Patrick and Louise are comparatively bland, without much to distinguish their characters other than their professions as veterinarian and pharmacist, respectively. The filmmakers clearly intended to illustrate how they were left numb from their experience of losing a child, but both lead performances are fairly one-note. Patrick seems ready to move on, but Louise is still stuck in the past, unable to disturb anything in Alice’s old room. Their haste to agree to Arthur’s offer to bring back Alice, strings attached, is plausible, given the couple’s present state of mind. Good judgment can easily be clouded by grief. She just wants closure, and he wants a return to some semblance of normalcy in their relationship.

One of the things that Wake Wood does right is convey an omnipresent sense of dread. Director David Keating doesn’t miss an opportunity to fill every scene with melancholic imagery and sounds. There is a morbid shroud that hangs over the village, painted in brooding, somber tones. You get the impression that nothing good can result from the villagers’ actions. The rhythmic spinning of the town’s windmills sounds a forbidding death knell.

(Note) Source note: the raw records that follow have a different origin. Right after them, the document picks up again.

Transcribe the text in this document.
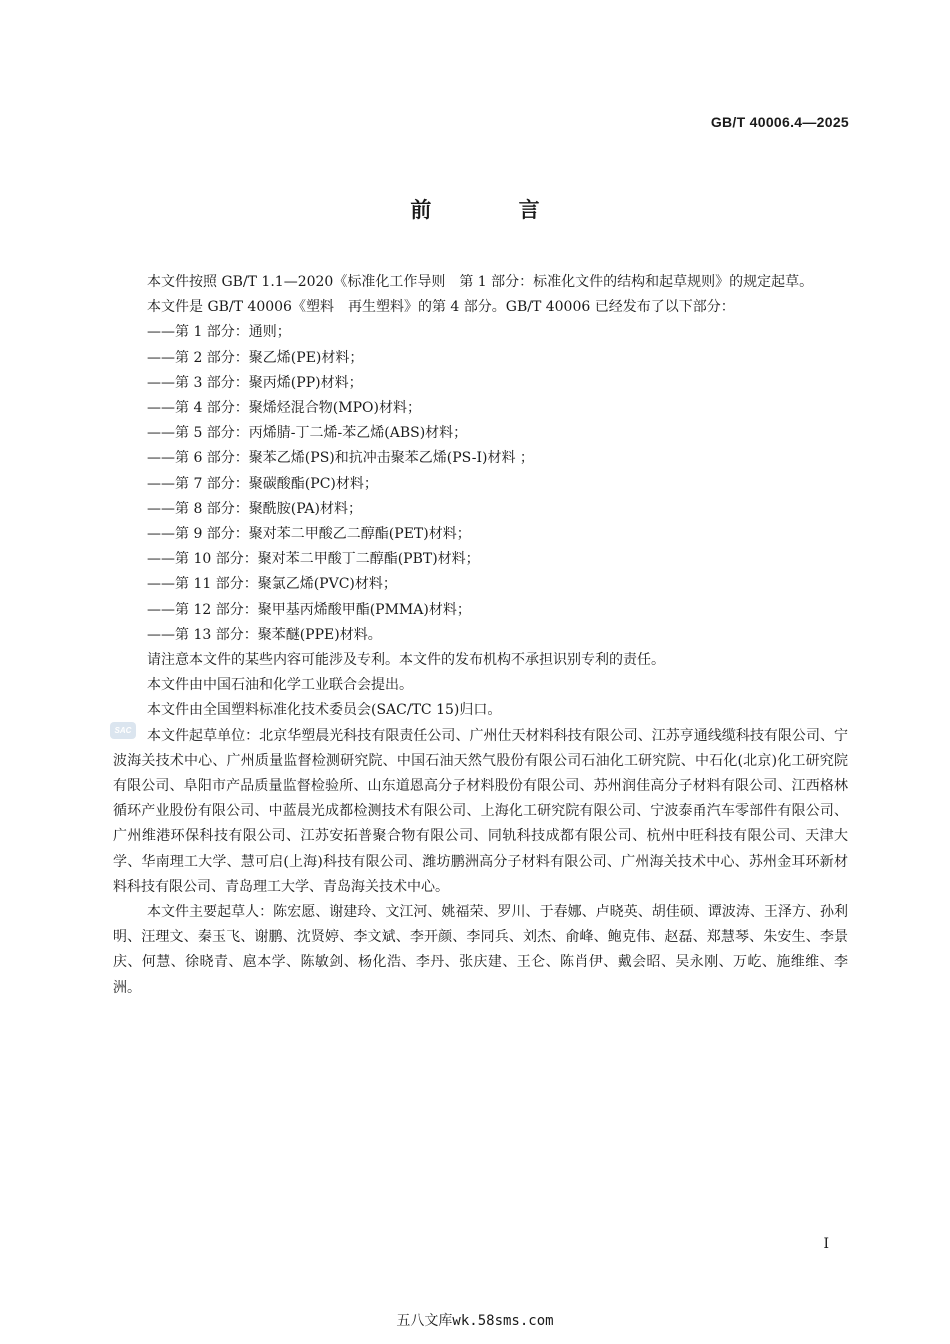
GB/T 40006.4—2025
前 言
SAC

本文件按照 GB/T 1.1—2020《标准化工作导则　第 1 部分：标准化文件的结构和起草规则》的规定起草。

本文件是 GB/T 40006《塑料　再生塑料》的第 4 部分。GB/T 40006 已经发布了以下部分：

——第 1 部分：通则；

——第 2 部分：聚乙烯(PE)材料；

——第 3 部分：聚丙烯(PP)材料；

——第 4 部分：聚烯烃混合物(MPO)材料；

——第 5 部分：丙烯腈-丁二烯-苯乙烯(ABS)材料；

——第 6 部分：聚苯乙烯(PS)和抗冲击聚苯乙烯(PS-I)材料 ；

——第 7 部分：聚碳酸酯(PC)材料；

——第 8 部分：聚酰胺(PA)材料；

——第 9 部分：聚对苯二甲酸乙二醇酯(PET)材料；

——第 10 部分：聚对苯二甲酸丁二醇酯(PBT)材料；

——第 11 部分：聚氯乙烯(PVC)材料；

——第 12 部分：聚甲基丙烯酸甲酯(PMMA)材料；

——第 13 部分：聚苯醚(PPE)材料。

请注意本文件的某些内容可能涉及专利。本文件的发布机构不承担识别专利的责任。

本文件由中国石油和化学工业联合会提出。

本文件由全国塑料标准化技术委员会(SAC/TC 15)归口。

本文件起草单位：北京华塑晨光科技有限责任公司、广州仕天材料科技有限公司、江苏亨通线缆科技有限公司、宁波海关技术中心、广州质量监督检测研究院、中国石油天然气股份有限公司石油化工研究院、中石化(北京)化工研究院有限公司、阜阳市产品质量监督检验所、山东道恩高分子材料股份有限公司、苏州润佳高分子材料有限公司、江西格林循环产业股份有限公司、中蓝晨光成都检测技术有限公司、上海化工研究院有限公司、宁波泰甬汽车零部件有限公司、广州维港环保科技有限公司、江苏安拓普聚合物有限公司、同轨科技成都有限公司、杭州中旺科技有限公司、天津大学、华南理工大学、慧可启(上海)科技有限公司、潍坊鹏洲高分子材料有限公司、广州海关技术中心、苏州金耳环新材料科技有限公司、青岛理工大学、青岛海关技术中心。

本文件主要起草人：陈宏愿、谢建玲、文江河、姚福荣、罗川、于春娜、卢晓英、胡佳硕、谭波涛、王泽方、孙利明、汪理文、秦玉飞、谢鹏、沈贤婷、李文斌、李开颜、李同兵、刘杰、俞峰、鲍克伟、赵磊、郑慧琴、朱安生、李景庆、何慧、徐晓青、扈本学、陈敏剑、杨化浩、李丹、张庆建、王仑、陈肖伊、戴会昭、吴永刚、万屹、施维维、李洲。

I
五八文库wk.58sms.com
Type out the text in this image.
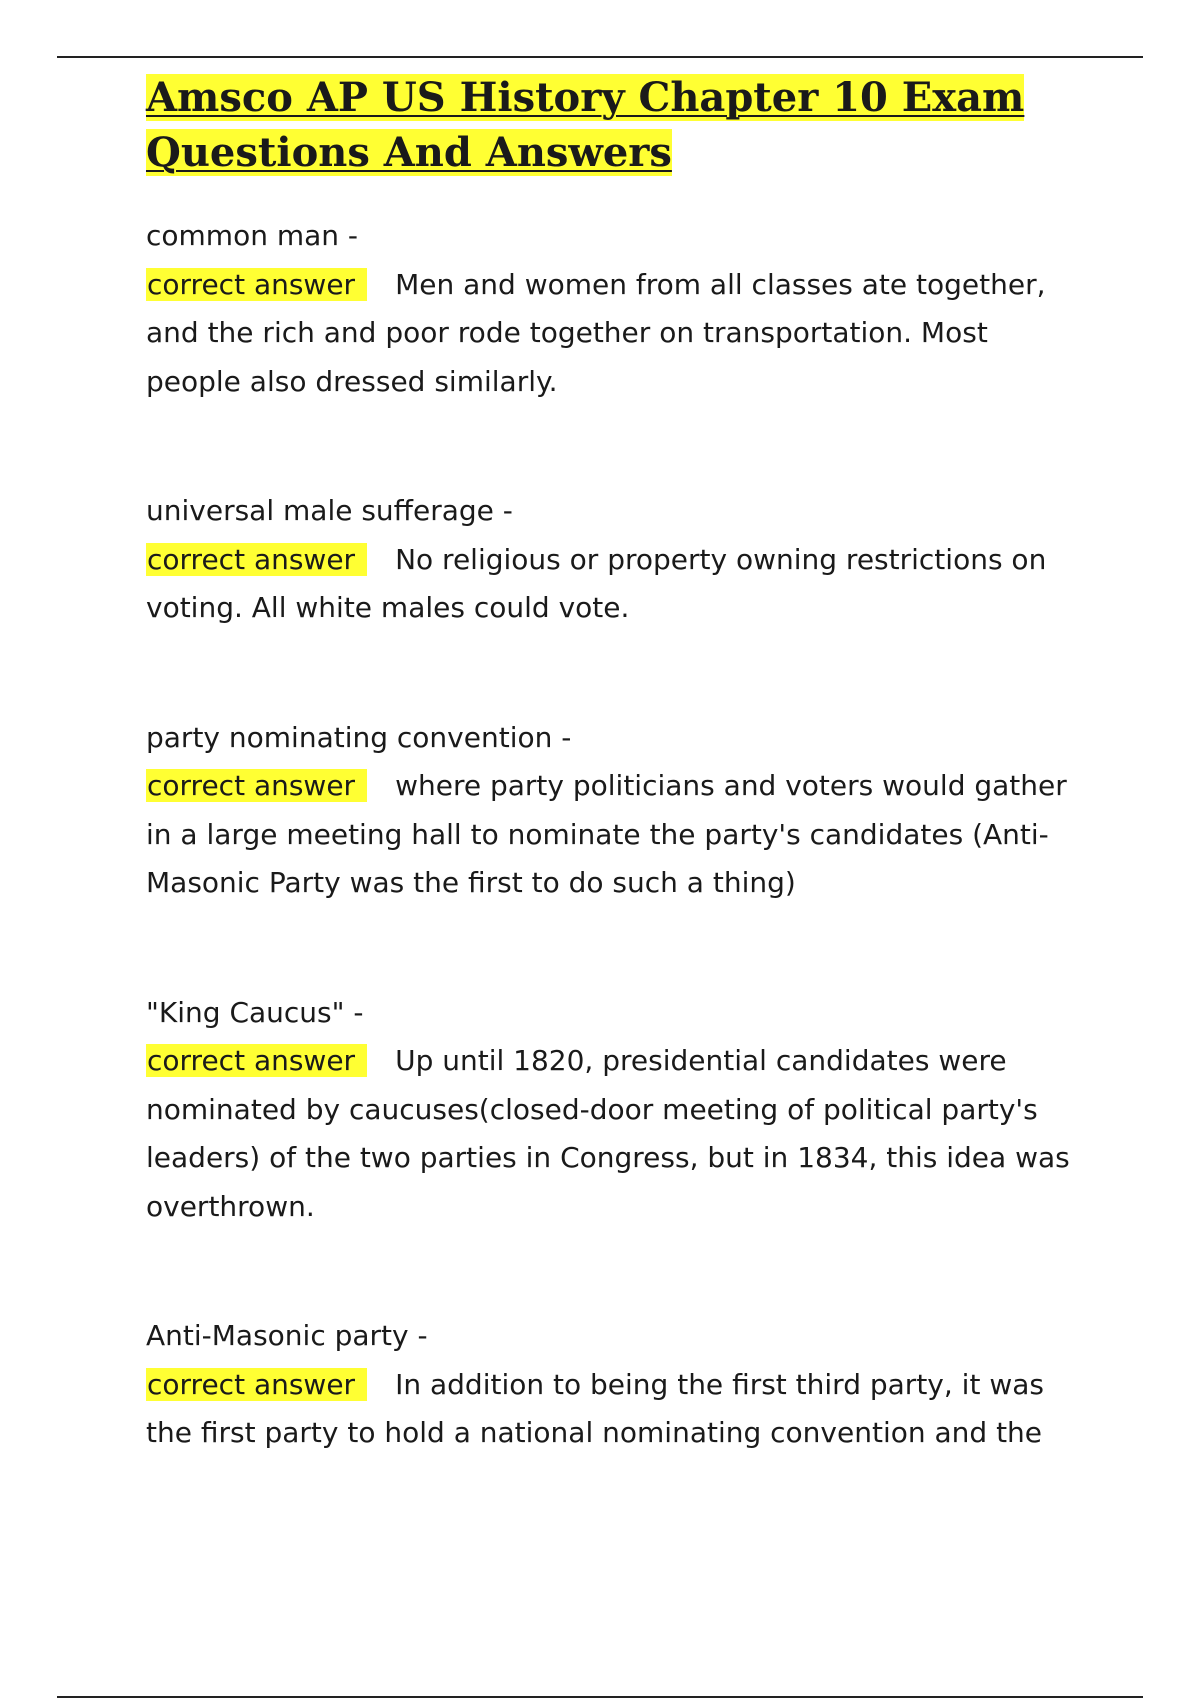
Amsco AP US History Chapter 10 Exam Questions And Answers
common man -
correct answer Men and women from all classes ate together, and the rich and poor rode together on transportation. Most people also dressed similarly.
universal male sufferage -
correct answer No religious or property owning restrictions on voting. All white males could vote.
party nominating convention -
correct answer where party politicians and voters would gather in a large meeting hall to nominate the party's candidates (Anti-Masonic Party was the first to do such a thing)
"King Caucus" -
correct answer Up until 1820, presidential candidates were nominated by caucuses(closed-door meeting of political party's leaders) of the two parties in Congress, but in 1834, this idea was overthrown.
Anti-Masonic party -
correct answer In addition to being the first third party, it was the first party to hold a national nominating convention and the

Wake Wood doesn’t quite hit the mark of its Hammer pedigree, with its lurid emphasis on gore for shock value, rather than relying on style and atmosphere. It falls back on more modern, lurid sensibilities, instead of emulating the traditional, gothic approach of some of Hammer’s best films. Also, the rules about reviving the dead seem vague and ill defined.  Something isn’t right about Alice, but the film doesn’t make it clear.  In one scene she appears to have the strength of a typical 9-year-old girl, and in another scene she apparently possesses superhuman strength. Also, there’s a discernible lack of gravitas in the leads that a Peter Cushing, Christopher Lee, or a number of other classic Hammer stars effortlessly imparted. While Wake Wood doesn’t really have the gothic chops of its illustrious predecessors, it’s still a decent attempt to produce some stylish, contemporary scares.  Worth a look, if you can temper your expectations.